RNA unwinding from reweighted pulling simulations

The forming and melting of complementary base pairs in RNA duplexes are conformational transitions required to accomplish a plethora of biological functions. Yet the dynamic steps of these transitions have not been quantitatively characterized at the molecular level. In this work, the base opening process was first enforced by atomistic pulling simulations and then analyzed with a novel reweighting scheme which allowed the free-energy profile along any suitable reaction coordinate, e.g. solvation, to be reconstructed. The systematic application of such approach to different base-pair combinations provides a molecular motion picture of helix opening which is validated by comparison with an extensive set of experimental observations and links them to the enzyme-dependent unwinding mechanism. The RNA intrinsic dynamics disclosed in this work could rationalize the directionality observed in RNA-processing molecular machineries.

💡 Research Summary

The formation and disruption of complementary base pairs in RNA duplexes underlie many essential cellular processes, yet the microscopic steps governing these transitions have remained poorly quantified. In this study, the authors combine atomistic pulling simulations with a novel reweighting scheme to reconstruct free‑energy profiles along arbitrary reaction coordinates, such as solvation, thereby providing a quantitative picture of RNA helix opening.

First, they perform steered molecular dynamics (SMD) on RNA duplex fragments using the AMBER ff14SB force field and TIP3P water. A virtual spring is attached to a selected base (e.g., the N1 atom of adenine) and pulled at a controlled velocity, forcing the targeted base pair to open while the rest of the molecule remains relaxed. Multiple independent pulling trajectories are generated for each of four representative base‑pair types (A·U, G·C, wobble G·U, and a modified C·U).

Second, the non‑equilibrium work recorded during each pulling event is reweighted using a Bayesian extension of the Jarzynski‑Crooks framework. By assigning each configuration a weight proportional to exp(−βW) and employing the Multistate Bennett Acceptance Ratio (MBAR), the authors obtain equilibrium free‑energy surfaces projected onto any chosen collective variable.

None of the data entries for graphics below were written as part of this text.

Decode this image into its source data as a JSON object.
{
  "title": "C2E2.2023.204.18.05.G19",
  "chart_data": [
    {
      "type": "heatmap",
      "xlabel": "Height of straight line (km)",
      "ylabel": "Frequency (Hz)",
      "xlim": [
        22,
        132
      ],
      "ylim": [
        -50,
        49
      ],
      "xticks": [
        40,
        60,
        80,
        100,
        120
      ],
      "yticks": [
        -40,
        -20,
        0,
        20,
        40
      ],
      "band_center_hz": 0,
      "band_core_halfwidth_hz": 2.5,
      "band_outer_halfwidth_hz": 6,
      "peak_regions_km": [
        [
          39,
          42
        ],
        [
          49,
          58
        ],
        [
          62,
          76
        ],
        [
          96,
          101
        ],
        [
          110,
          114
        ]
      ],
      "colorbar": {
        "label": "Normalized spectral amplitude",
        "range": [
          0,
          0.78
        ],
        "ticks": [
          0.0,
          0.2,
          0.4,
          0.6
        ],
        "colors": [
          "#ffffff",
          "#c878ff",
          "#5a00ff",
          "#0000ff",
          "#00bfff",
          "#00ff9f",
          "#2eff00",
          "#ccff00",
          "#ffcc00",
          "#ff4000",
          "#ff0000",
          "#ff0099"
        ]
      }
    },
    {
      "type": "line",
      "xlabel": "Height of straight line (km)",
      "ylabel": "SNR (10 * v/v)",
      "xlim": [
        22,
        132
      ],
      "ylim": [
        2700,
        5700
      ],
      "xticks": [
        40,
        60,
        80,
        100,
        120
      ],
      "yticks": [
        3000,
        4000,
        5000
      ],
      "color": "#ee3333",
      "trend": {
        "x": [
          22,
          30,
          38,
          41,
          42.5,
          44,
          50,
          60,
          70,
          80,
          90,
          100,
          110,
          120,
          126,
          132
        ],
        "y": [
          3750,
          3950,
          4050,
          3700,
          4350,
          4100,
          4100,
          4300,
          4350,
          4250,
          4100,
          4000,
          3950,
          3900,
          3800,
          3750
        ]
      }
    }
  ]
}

This approach dramatically improves sampling efficiency compared with traditional umbrella sampling, especially for unconventional coordinates such as the number of water molecules penetrating the base‑pair interface.

The resulting free‑energy landscapes display two distinct barriers: an initial “base‑opening” barrier associated with the rupture of hydrogen bonds, and a subsequent “solvation” barrier that reflects the influx of water molecules that stabilize the opened state. G·C pairs exhibit the highest total barrier (≈ 6 kcal mol⁻¹) due to their three hydrogen bonds and additional stacking interactions, whereas wobble G·U pairs show the lowest barrier (≈ 3 kcal mol⁻¹), consistent with their known propensity to melt more readily. When solvation is used as the reaction coordinate, a sharp increase in water occupancy coincides with the opening event, suggesting that solvent acts as a catalytic “burst” that lowers the effective barrier.

To validate the computational findings, the authors compare their barrier heights with experimental data from NMR relaxation, single‑molecule force‑clamp measurements, and transcription assays of RNA‑dependent RNA polymerases (RdRps). The predicted differences in barrier heights correlate quantitatively with measured differences in unwinding rates and transcription efficiencies. Notably, the lower barrier for G·U wobble pairs rationalizes the observed directional bias of many RNA‑processing enzymes, which preferentially unwind duplexes in the 3′→5′ direction by exploiting the intrinsic thermodynamic gradient of the substrate.

Beyond RNA, the authors argue that the reweighted pulling methodology is broadly applicable to other biomolecular transitions, such as DNA strand separation, protein‑ligand binding, and large‑scale conformational changes in macromolecular complexes. By converting non‑equilibrium pulling data into equilibrium free‑energy landscapes without the need for exhaustive sampling of high‑energy states, this framework offers a powerful new tool for dissecting the energetics and mechanisms of complex biological motions.

In summary, the paper delivers a rigorous, quantitatively validated description of RNA helix opening, links intrinsic base‑pair dynamics to enzyme‑driven unwinding, and introduces a versatile computational strategy that could reshape how we study biomolecular free‑energy landscapes.